Murdoch acts to block Booth exit
Rupert Murdoch has fought off an attempt by Microsoft to poach BSkyB chief executive Mark Booth but has had to set up a new media company to keep his valued executive.
Booth is expected to leave the company in the next six weeks to become chief executive of start-up business e-partners, which will explore opportunities on the Internet and in interactive TV, with 187m of News Corporation backing.
Booth, who took up his post in November 1997, is credited with the fastest launch of a digital TV service in the world. Sky has acquired about 450,000 digital subscribers since its launch on October 1.
Murdoch says: “Booth has done an outstanding job. He will leave the company in great shape.”
Sources close to Sky say he was offered a lucrative package to run Microsoft’s Net business. To block the move, Murdoch offered him the e-partners deal. Booth is understood to own a large stake in the company.

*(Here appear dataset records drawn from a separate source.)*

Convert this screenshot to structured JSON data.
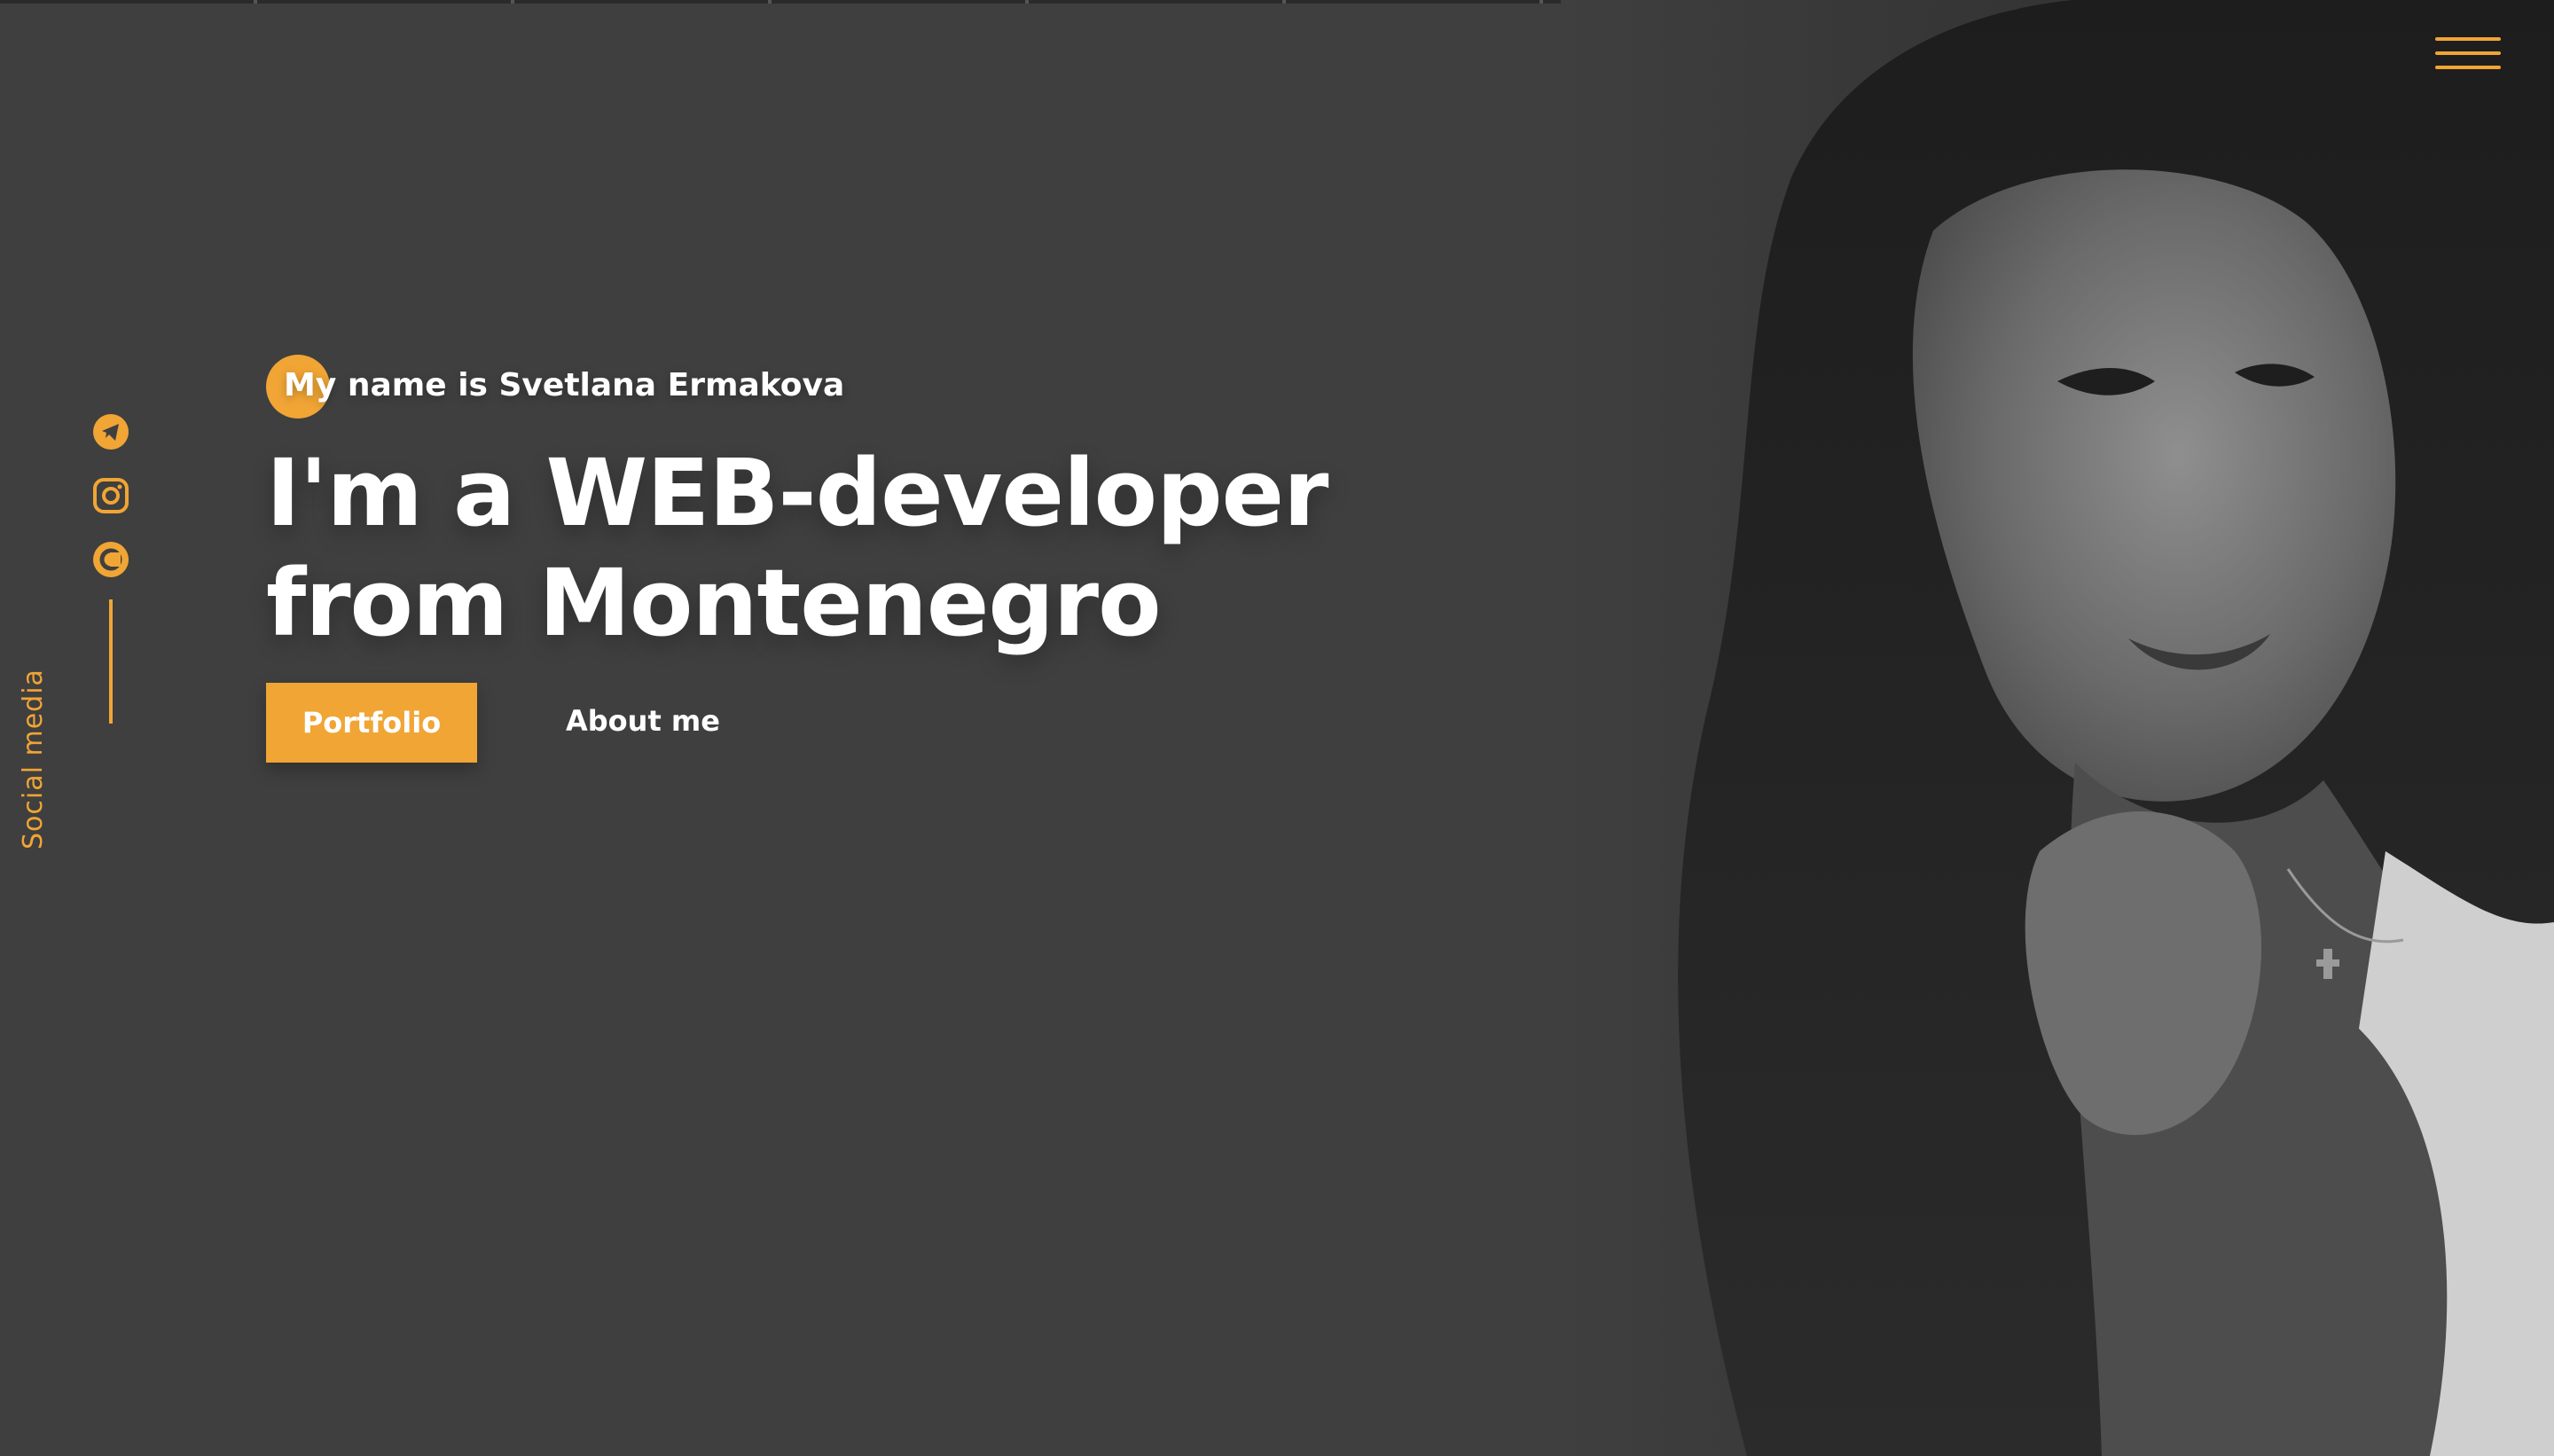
{
  "colors": {
    "background": "#3f3f3f",
    "accent": "#f0a535",
    "text": "#ffffff"
  },
  "header": {
    "menu_icon": "hamburger-menu-icon"
  },
  "social": {
    "label": "Social media",
    "icons": [
      "telegram-icon",
      "instagram-icon",
      "codepen-icon"
    ]
  },
  "hero": {
    "intro": "My name is Svetlana Ermakova",
    "headline": "I'm a WEB-developer from Montenegro",
    "primary_button": "Portfolio",
    "secondary_link": "About me"
  }
}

Microsoft refused, and Booth was unavailable, to comment.
A former senior Sky executive says: “Booth has seen how much money Sam Chisholm [former chief executive officer and managing director] and David Chance [former deputy managing director] have made since they left the company. Booth is a millionaire, but this deal will potentially make him tens of millions.”
Other sources close to the company say Booth is being sidelined for his part in the failed bid to buy Manchester United. Others add that in the aborted BSkyB and Canal Plus merger, a Canal Plus executive was proposed as head of the merged company, which prompted Booth to look at career options outside Sky.
However, one City analyst adds: “Booth is not the quitting kind. If Murdoch wanted to get rid of him, he wouldn’t spend 187m to do it.”